La politica dei corpi tra danza e teatro

Una nota (che potete non leggere) dopo aver visto a Taranto gli spettacoli di Start Up

Pubblicato il 13/10/2013 / di / ateatro n. 145

C’era una dicotomia di genere, negli spettacoli visti al Crest di Taranto per Start Up, che però rifletteva una differenza forse ancora più profonda. Da un lato spettacoli di danza (o di teatrodanza), dall’altra spettacoli che ricadevano nell’ambito della prosa. L’intreccio e la contaminazione tra i generi è senza dubbio una delle caratteristiche delle arti contemporanee, e la scelta multidisciplinare dei “Teatri abitati” pugliese è la conseguenza di una tendenza di più ampia portata, e che ha logica motivazione anche dal punto vi sta della creazione di un nuovo pubblico.
Tuttavia, vedendo gli spettacoli selezionati a Crest, questa differenza di genere sembrava riflettere una divergenza più profonda.
Da un lato gli spettacoli di danza sembravano costruiti a partire da un corpo ideale, astratto, come distaccato da precise connotazioni spaziotemporali, e al tempo stesso tendere verso questa astrazione del corpo. Certo, i loro movimenti erano animati spesso da una interiorità ricca di emozioni e sentimenti, e a volte espressiva. Tuttavia quelle coreografie davano impressione di parlare lo stesso linguaggio, regolato da un’unica grammatica dei gesti. Quei corpi erano come accomunati da una lingua comune, una koiné globalizzata parlata e compresa più o meno ovunque. Corpi in qualche misura interscambiabili – in una discorso gestuale dove la langue tende a pesare molto più della parole.
Al contrario, negli spettacoli più esplicitamente teatrali i corpi degli attori tendevano a farsi carico di una complessa stratificazione storica, sessuale, generazionale, a volte addirittura mitica, archetipica. A volte sembrava quasi che il corpo e la voce dell’attore volessero farsi carico di una intera collettività, come capita a Tindaro Granata, che in Antropolaroid si immedesima nei rappresentanti di una intera stirpe, nell’arco di tre o quattro generazioni. O come capita a Mimmo Borrelli, nella sua rivisitazione in chiave anche rituale della sua MadreL l’unico interprete è uomo, donna, madre e figli, animale e forse addirittura divinità (una divinità del degrado e della bassura).
Paradossalmente, proprio la forma del monologo (a volte rinserrato nella retorica del teatro di narrazione), porta l’attore a farsi molteplicità: non tanto per farsi portavoce di una collettività che probabilmente non esiste più, frantumata dai moderni processi sociali. Piuttosto, quasi a offrirsi nel travestimento continuo – che è anche azzeramento e negazione della propria identità – come vittima sacrificale, a bruciarsi nel rito dello spettacolo per far risorgere un sentimento e forse un ethos collettivo.

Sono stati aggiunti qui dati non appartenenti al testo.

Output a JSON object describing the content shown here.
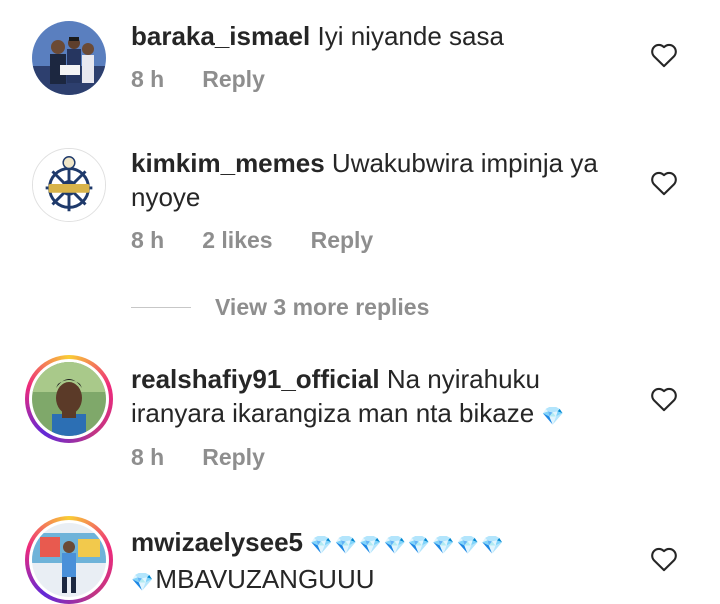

Non è un caso che, sul versante della danza, l’eccezione sia arrivata da Variazione Taranto di Virgilio Sieni, che nel suo lavoro non usa corpi di danzatori, ma “persone qualunque”: in questo caso quattro donne, “non giovani, non danzatrici, non attrici” che lasciano trasparire – a partire dalla suggestioni di un topos figurativo come la Visitazione, debitamente stilizzato – le loro specificità e la loro storia personale e sociale. Non è un caso nelle coreografie di Sieni riverberino spesso rimandi alle arti figurative (dal Rinascimento al surrealismo). Quelli dei suoi spettacoli (magari poi ricuciti dalla narratività frammentata del sogno o dei rituale) non sono mai gesti astratti, ma affondano nel vissuto, nella storia, nella geografia, nell’età, nel sesso, a volte addirittura nella professione e perfino nelle disabilità dei danzatori e dei “non danzatori” trasfigurati nella danza da Sieni.